WASHINGTON — On Wednesday morning, the Pentagon confirmed that 28 Guantanamo detainees are participating in a hunger strike, and at least 10 prisoners are being kept alive by feeding tubes—a development the White House is citing as evidence of the government’s ability to effectively promote weight loss. The hunger strike, which has gained momentum since five or six detainees began it in February, is meant as a demonstration against Obama’s failure to close the facility or to free any of the 80-plus prisoners who have legally been cleared for release. But the White House has welcomed the strike, and views it as a blueprint for future, domestic weight-loss initiatives.
While the obesity epidemic was never really a problem in the nation’s highest-security offshore prison camp, it is a major issue among the general population. Guantanamo detainees are typically fed a very regulated diet of prepared food rations, while most Americans enjoy unlimited quantities of immediately available preserved food and sugary drinks. Authorities, though, are beginning to think similar programs could promote weight loss amongst both groups with equal effectiveness.

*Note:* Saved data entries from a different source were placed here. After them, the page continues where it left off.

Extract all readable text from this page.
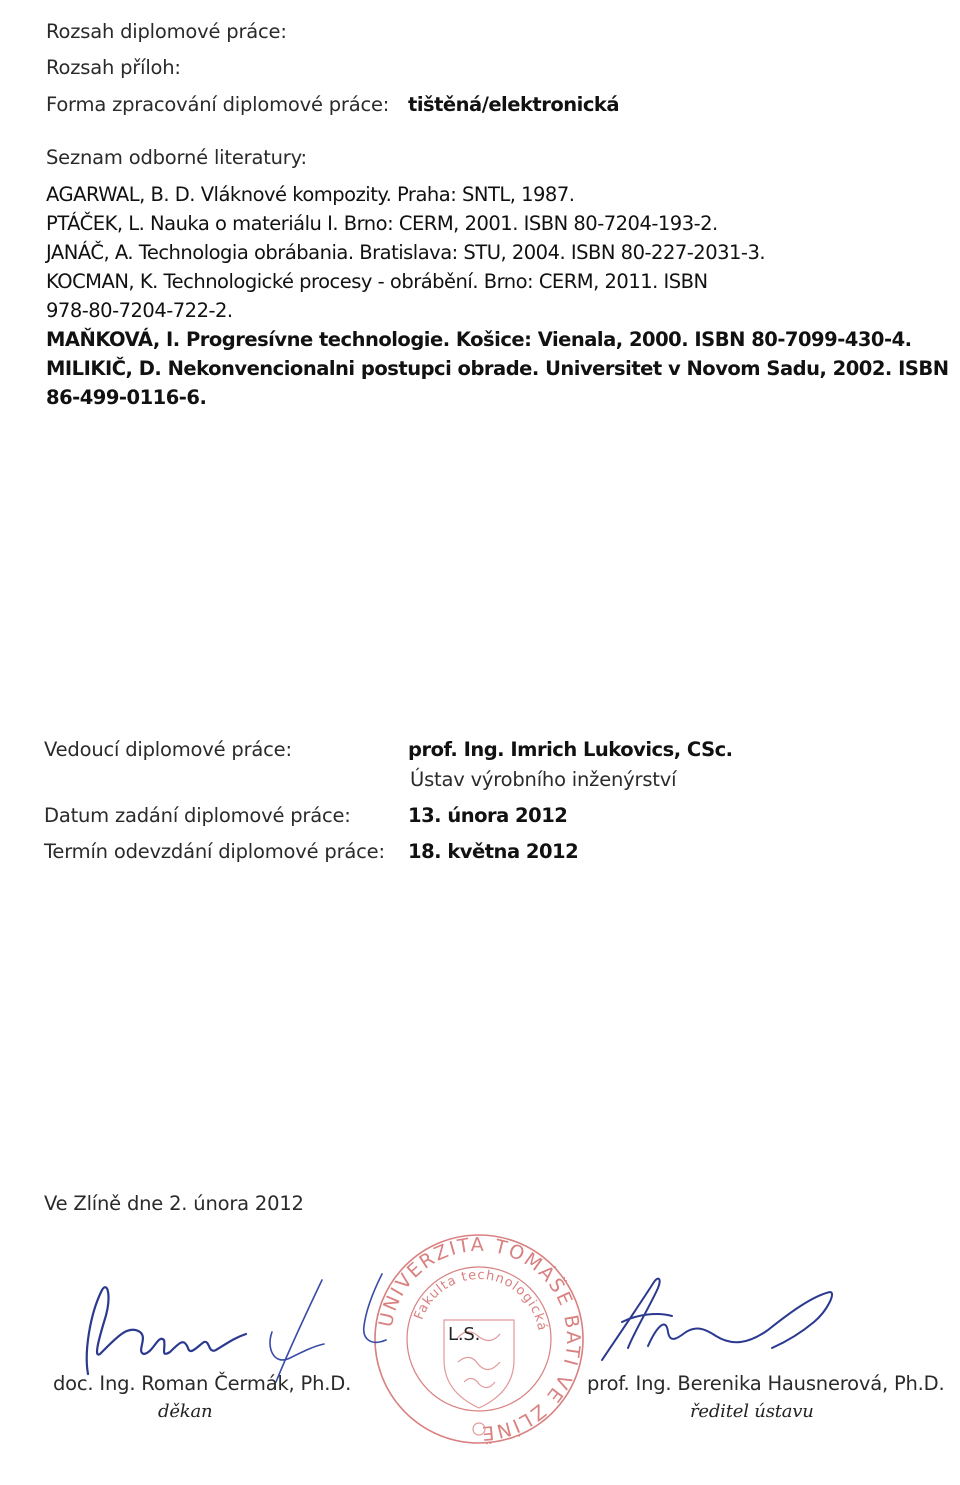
Rozsah diplomové práce:
Rozsah příloh:
Forma zpracování diplomové práce: tištěná/elektronická
Seznam odborné literatury:
AGARWAL, B. D. Vláknové kompozity. Praha: SNTL, 1987.
PTÁČEK, L. Nauka o materiálu I. Brno: CERM, 2001. ISBN 80-7204-193-2.
JANÁČ, A. Technologia obrábania. Bratislava: STU, 2004. ISBN 80-227-2031-3.
KOCMAN, K. Technologické procesy - obrábění. Brno: CERM, 2011. ISBN
978-80-7204-722-2.
MAŇKOVÁ, I. Progresívne technologie. Košice: Vienala, 2000. ISBN 80-7099-430-4.
MILIKIČ, D. Nekonvencionalni postupci obrade. Universitet v Novom Sadu, 2002. ISBN
86-499-0116-6.
Vedoucí diplomové práce:	prof. Ing. Imrich Lukovics, CSc.
Ústav výrobního inženýrství
Datum zadání diplomové práce:	13. února 2012
Termín odevzdání diplomové práce: 18. května 2012
Ve Zlíně dne 2. února 2012
UNIVERZITA TOMÁŠE BATI VE ZLÍNĚ
Fakulta technologická
L.S.
doc. Ing. Roman Čermák, Ph.D.
děkan
prof. Ing. Berenika Hausnerová, Ph.D.
ředitel ústavu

“Most participating prisoners have lost at least 30 pounds,” said Ramzi Kassem, a lawyer for several of the detainees. “While the Pentagon only admits to the existence 28 hunger strike participants, anyone down here will tell you that over 100 prisoners are now taking part. Clearly, something needs to change.”
“These are better numbers than we’ve ever seen,” said President Obama in a speech on federal public health programs. “I think we may have found the kind of change this country needs – healthy, rapid, inescapable change that is literally dependent on being force-fed by the government.”
The Obama administration, which has been much maligned for its failure to close Guantanamo Bay, is now seeing salvation in the possibility of expanding detention facility-like diet programs. Mayor Bloomberg’s soda ban may have failed, but new initiatives, if running on the Gitmo model, would require no legal foundation whatsoever and could be implemented immediately by the military. Reports are in that the CIA and FDA are already coordinating a new “Starve Our Students” subsidized school lunch program, and other efforts are soon to follow.
In the meantime, officials do not seem overly concerned with the detainees’ hunger strike. “Guantanamo Bay?” joked Vice President Biden, “more like Gaunt- anamo Bay, am I right?”